The way I need to have this data parsed and broken down will yield to
approximately 10M+ timeseries, that can rise easily 2-3x over time.
The other feature of this data is that most of the timeseries will
probably be sparse, so it's probably only about ~10k timeseries will
change at each scrape interval.
Obviously the exporters memory requirements will become a factor if
you need to store an ever increasing number of timeseries. This is my
first problem, how to make the exporters memory requirments low by
most preferably having only knowledge of metric changes since last
scrape interval (turning current counters into gauges).
Currently the exporter as a POC (using counters) has 4 metrics, and 3
metric labels. Two of the labels have about 5 possible values each,
the third label has it in the millions.

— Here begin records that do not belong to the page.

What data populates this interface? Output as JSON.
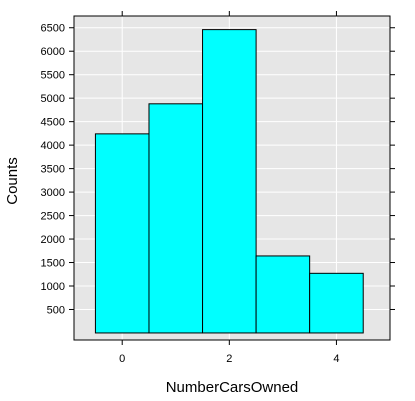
{
  "chart_data": {
    "type": "bar",
    "xlabel": "NumberCarsOwned",
    "ylabel": "Counts",
    "categories": [
      0,
      1,
      2,
      3,
      4
    ],
    "values": [
      4240,
      4880,
      6460,
      1640,
      1270
    ],
    "xlim": [
      -0.9,
      5.0
    ],
    "ylim": [
      -150,
      6750
    ],
    "x_ticks": [
      0,
      2,
      4
    ],
    "y_ticks": [
      500,
      1000,
      1500,
      2000,
      2500,
      3000,
      3500,
      4000,
      4500,
      5000,
      5500,
      6000,
      6500
    ],
    "grid": true,
    "legend": "none",
    "colors": {
      "bar_fill": "#00ffff",
      "bar_stroke": "#000000",
      "panel_background": "#e6e6e6",
      "grid": "#ffffff",
      "frame": "#000000"
    }
  }
}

This can obviously be work
around to have 4 million metrics with 2 labels, or anything between
the 2.
Is this typically a usecase where prometheus is not a good fit or
there are some tips/tricks that I can use to tackle the cardinality
and sparseness of the data on both scraper and exporter side? Any
suggestions?
In general this type of data seems more suited for a push
type of TSDB, but thought first will check with you guys if there is
something that prometheus can do for us in this case.
> This doesn't sound like a good use case for Prometheus.
Thx, will check into other options.
> Push vs pull has nothing to do with it, it sounds like you want an event logging system such as the ELK stack.
The push model would help with the "exporter" side of things where it
doesn't need to care about the "history" of the timeseries.
Hi,
I was a bit vague on why the push model would help on the exporter
side. It would help on the exporter side as they usually don't have
the restraint of pushing all metrics at all pushes (whatever the push
interval/aggregation maybe).
In prometheus based on the recommendations the exporter would need to
expose a metric every scrape interval even if that gets updated only
once a day, at super-high cardinality metrics this can take a toll on
the exporter. The push model would take away this extra weight.
We have considered the ELK stack but the overhead to produce numbers
seemed quite a lot greater, than a TSDB that can handle 10M timeseries
in some shape or form.
Thanks for the input, I will check around in other TSDBs.